No matter the celebration each tradition includes wishes of good fortune, health and prosperity.
As the calendar flips from the old into the new the Oneida Nation, and other Haudenosaunee, greet the first day with “Hoyan (Ho-Yan)” or “New Yaay (New Yea).”
Hoyan is a community event where children go door-to-door and offer well wishes and greetings while armed with a bag or pillow case. The community responds by offering the children a doughnut, a sweet American Indian cookie drizzled with a thick glaze or some other delicious treat.
“When we were younger, as we would do today, we’d make the kids dance,” said Kandice Watson (Wolf Clan) when recalling the celebration of the annual tradition on Territory Road. “For so long we were so poor here. There were a lot of things going on, so there were other priorities. It started to make a return when more people moved back to the community. That’s when it started.
“It’s similar to Halloween. You knocked on someone’s door and someone gives you a treat. You got baked goods.”

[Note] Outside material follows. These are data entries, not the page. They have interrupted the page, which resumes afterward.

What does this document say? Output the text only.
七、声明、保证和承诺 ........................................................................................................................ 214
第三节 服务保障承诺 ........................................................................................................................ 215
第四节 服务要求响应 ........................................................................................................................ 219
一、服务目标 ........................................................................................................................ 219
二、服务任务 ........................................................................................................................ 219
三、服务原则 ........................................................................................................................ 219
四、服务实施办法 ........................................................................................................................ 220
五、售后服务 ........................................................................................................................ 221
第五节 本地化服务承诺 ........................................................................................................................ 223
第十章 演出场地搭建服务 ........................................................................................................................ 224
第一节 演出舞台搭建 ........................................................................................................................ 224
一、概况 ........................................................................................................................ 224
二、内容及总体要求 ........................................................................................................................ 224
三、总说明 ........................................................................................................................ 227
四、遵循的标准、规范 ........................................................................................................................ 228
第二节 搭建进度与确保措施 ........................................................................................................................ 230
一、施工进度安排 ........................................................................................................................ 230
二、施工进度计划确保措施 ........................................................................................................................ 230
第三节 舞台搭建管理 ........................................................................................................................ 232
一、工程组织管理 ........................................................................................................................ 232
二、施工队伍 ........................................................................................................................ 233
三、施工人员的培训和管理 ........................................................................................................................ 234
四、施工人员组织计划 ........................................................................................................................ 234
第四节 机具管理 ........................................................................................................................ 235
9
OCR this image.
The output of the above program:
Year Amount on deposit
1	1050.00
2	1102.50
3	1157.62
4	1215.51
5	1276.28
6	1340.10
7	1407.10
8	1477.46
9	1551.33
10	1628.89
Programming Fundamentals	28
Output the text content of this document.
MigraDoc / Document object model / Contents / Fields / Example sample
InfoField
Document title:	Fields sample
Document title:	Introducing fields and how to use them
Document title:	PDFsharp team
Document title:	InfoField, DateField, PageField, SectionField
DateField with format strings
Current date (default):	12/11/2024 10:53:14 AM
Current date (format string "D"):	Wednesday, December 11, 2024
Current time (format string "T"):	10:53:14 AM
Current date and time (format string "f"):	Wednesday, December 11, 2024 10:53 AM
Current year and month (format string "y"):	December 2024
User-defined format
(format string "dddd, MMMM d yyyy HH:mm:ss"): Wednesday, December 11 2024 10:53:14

For Lisa Latocha (Wolf Clan), Hoyan included a feast with traditional foods. “Which is a treat because you don’t get them all at once,” she said. The menu could include corn soup, bread and mush, squash, beans, venison, buffalo and wild rice.
“It wasn’t a Christian thing, it wasn’t a pagan thing, it was a community activity that was also celebrated by the Onondaga, Oneidas, Six Nations Reservation (Canada) and Tuscarora,” Kandice explained, adding similar community events include the Oneida Nation’s annual Three Sisters dinner and annual summer picnic.
Hoyan was observed and described by Historian Hope Emily Allen who was born in Kenwood and resided at the Oneida Community mansion house. She explains the tradition is perhaps Dutch or German in nature. In her notes, archived at the Syracuse University Library, Special Collections, she relates that in early 1942 Lydia Doxtater of Marble Hill told her:
“On New Year’s Day the Indians went about in sleighs to receive fried cakes, saying ‘Hoyan’ and sometimes firing a salute of guns. They got this habit from the Dutch.”
“I find that all the Indians I know recognize ‘Hoyan’ as the New Year’s greeting when doughnuts are given. Saying it means, ‘Happy New Year.’ Anna [Johnson, Marble Hill Oneida] says that when the Indians went out to get doughnuts they left someone at home to dispense them in turn (sic).
“One woman of old white farmer stock on the West Road says that her people always supplied sleighs to aid the Indians on New Year’s Day up to [go to] the Orchard. The Indians now tell me that all New York State Indians have the same custom, and the Irish wife of one says that in Rochester she worked for Germans who had the same custom–also with the same greeting.
“I am reminded of Dr. Murray’s discussion in the OED [Oxford English Dictionary] s.v. of Hogmanay (Scottish and North of England for ‘New Year’s Eve,’ when this word is the greeting [with the accompanying custom] indicated by the alternate name ‘Cake Day’). Dr. Murray decided that the custom and greeting come from France, where the Norman word-variant seems especially close to Hogmanay. New York State Indian custom should be investigated in this connection as well as the practices of Holland and Palatine [Germany]. A wide-spread, very ancient European custom may be indicated.”
The tradition continues within the Oneida Indian Nation community today.